There’s an interesting bit of history I couldn’t fit into the story. It involves another Russian leader telling another U.S. president at a summit in Helsinki that he would help re-elect him.
And the fact that we know about this conversation is one more reason why Putin doesn’t want any notetakers around when he meets with Trump alone on July 16th.
In 1975, President Ford and Soviet leader Leonid Brezhnev met in Helsinki, Finaldwere among the dozens of heads of state who gathered to sign the Helsinki Accords.
During a break in the proceedings, Brezhnev spoke privately to President Ford outside the residence of the U.S. Ambassador to Finland. Here’s what was said, according to the transcript found in the Ford Library.
Brezhnev: I wish to tell you confidentially and completely
frankly that we in the Soviet leadership are supporters of your election
as President to a new term as well. And we for our part will do
everything we can to make that happen.
Ford: I thank you for that. I expect to be elected and I think that
that meets the interests of the further development of Soviet-American
relations, and of the cause of strengthening detente.
Brezhnev: Yes, on this matter we agree with you that this is
precisely how it should be. Unfortunately, however, publicly you
call us, the Soviet Union, adversaries, and in your conversations with
us you say that we have common goals — transformation of detente
into an irreversible process.
Ford: I can assure you, in full frankness, that I am absolutely
prepared to dedicate all my efforts precisely to ensuring that
relations between our countries develop steadily, and that detente
As Brezhnev walked away, he was overheard asking his interpreter if his remarks to Ford might have been caught by the correspondents.
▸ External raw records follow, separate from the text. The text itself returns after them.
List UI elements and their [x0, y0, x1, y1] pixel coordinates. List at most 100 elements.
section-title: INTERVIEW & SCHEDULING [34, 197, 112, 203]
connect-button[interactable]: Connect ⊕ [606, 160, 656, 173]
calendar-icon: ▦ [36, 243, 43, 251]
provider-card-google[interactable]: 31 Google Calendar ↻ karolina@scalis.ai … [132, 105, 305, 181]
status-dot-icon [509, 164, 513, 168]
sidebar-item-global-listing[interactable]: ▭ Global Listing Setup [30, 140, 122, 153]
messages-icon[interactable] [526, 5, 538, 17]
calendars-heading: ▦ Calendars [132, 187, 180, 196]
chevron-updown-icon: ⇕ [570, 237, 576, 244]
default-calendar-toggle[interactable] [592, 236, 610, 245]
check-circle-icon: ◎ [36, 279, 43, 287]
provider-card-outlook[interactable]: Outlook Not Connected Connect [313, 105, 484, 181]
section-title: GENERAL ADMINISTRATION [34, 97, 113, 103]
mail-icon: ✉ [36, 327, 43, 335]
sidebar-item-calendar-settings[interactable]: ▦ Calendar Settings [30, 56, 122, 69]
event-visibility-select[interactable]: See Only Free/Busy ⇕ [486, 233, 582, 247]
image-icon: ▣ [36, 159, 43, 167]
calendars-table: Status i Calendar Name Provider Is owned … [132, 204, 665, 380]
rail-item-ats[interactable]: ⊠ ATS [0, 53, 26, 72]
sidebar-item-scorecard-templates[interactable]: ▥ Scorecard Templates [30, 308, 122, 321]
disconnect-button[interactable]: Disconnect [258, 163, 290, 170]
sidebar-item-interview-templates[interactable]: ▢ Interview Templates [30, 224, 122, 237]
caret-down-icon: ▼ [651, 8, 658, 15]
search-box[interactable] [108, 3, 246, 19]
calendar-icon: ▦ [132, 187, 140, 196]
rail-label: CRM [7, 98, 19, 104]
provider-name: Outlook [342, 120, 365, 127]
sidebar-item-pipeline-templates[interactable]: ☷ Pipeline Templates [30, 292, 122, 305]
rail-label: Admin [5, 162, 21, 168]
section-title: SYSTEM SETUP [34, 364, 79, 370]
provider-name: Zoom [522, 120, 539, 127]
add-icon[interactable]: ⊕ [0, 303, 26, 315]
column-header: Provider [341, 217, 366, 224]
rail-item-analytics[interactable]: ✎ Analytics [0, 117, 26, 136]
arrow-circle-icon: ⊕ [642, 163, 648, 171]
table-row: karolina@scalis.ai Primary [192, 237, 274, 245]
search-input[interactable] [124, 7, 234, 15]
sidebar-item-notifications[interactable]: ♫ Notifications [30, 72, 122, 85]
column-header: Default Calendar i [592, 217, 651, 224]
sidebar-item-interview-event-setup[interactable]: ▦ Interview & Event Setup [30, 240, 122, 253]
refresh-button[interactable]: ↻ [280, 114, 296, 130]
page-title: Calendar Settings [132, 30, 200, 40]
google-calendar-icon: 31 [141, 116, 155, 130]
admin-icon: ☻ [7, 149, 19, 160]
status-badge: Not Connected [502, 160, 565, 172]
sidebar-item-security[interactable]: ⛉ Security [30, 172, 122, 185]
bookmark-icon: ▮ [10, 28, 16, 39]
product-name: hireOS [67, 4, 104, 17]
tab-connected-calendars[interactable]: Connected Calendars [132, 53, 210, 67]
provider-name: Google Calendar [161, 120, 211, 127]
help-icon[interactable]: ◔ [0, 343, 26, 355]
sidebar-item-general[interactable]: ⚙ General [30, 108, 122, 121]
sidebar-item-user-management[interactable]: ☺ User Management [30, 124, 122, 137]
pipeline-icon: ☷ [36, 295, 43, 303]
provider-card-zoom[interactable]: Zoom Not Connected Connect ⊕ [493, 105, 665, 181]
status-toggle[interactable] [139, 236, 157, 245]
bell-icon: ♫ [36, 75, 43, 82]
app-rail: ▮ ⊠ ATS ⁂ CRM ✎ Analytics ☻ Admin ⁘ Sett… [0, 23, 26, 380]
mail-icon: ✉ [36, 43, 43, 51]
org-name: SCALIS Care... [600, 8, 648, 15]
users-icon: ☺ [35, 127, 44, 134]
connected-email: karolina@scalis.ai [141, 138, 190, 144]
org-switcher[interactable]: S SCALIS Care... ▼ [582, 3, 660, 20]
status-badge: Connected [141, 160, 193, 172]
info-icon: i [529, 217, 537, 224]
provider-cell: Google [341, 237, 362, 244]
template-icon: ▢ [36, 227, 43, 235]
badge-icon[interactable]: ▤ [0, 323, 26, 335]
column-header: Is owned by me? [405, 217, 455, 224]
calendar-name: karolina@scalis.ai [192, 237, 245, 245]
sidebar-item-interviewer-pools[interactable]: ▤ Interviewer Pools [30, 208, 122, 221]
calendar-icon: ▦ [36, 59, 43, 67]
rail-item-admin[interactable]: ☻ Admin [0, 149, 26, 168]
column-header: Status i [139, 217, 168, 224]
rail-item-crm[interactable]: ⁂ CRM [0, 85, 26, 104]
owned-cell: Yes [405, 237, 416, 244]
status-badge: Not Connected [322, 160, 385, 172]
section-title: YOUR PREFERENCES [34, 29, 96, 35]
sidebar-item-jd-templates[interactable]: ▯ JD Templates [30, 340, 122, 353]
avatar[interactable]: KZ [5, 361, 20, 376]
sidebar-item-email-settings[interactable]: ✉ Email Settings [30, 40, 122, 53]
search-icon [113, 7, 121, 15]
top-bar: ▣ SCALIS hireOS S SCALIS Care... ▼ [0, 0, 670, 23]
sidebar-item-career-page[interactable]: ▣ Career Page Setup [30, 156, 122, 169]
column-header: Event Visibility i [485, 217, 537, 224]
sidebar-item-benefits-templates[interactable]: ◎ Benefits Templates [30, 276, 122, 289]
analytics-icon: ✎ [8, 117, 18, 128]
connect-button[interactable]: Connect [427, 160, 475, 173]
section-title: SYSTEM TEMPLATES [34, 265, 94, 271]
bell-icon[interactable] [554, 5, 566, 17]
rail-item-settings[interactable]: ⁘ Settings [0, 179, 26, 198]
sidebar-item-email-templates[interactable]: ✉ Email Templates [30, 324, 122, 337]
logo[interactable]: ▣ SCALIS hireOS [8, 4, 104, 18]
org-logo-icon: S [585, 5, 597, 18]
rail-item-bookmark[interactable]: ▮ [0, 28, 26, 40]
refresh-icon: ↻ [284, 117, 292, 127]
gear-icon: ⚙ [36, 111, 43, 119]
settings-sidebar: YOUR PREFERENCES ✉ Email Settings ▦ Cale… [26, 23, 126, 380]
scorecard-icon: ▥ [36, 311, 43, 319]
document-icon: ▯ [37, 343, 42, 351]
The interpreter assured the Soviet leader that he deliberately lowered his voice so that only the American president could hear him.
So how do we know of this conversation? Brezhnev’s interpreter had typed up a transcript of the conversation. He handed it to the Soviet leader who tore it into pieces and left in his ashtray at the hall where the summit was being held.
Jan Lodal, a member of Ford’s National Security Council, had watched the Soviet leader put the torn up bits of paper in his ashtray. After Brezhnev left the hall he rushed over and emptied the contents of the ashtray into his pocket.
Here’s how he concluded his account of what happened:
Given the continuity over the years of Russia’s covert-action methods, it is of little surprise to see Russia doing in 2016 what Brezhnev offered to do in 1975. The difference is that this time the offer was accepted, while in 1975 the United States was led by a man of great experience and absolute integrity, who ignored the offer.
The taped-together transcript, posted below, can be found on the Ford Library’s website here.
Ford, of course, lost his election did to Jimmy Carter. But the lesson of 1975 likely wasn’t lost on Vladimir Putin, who joined the KGB the same year that Brezhnev made his secret offer.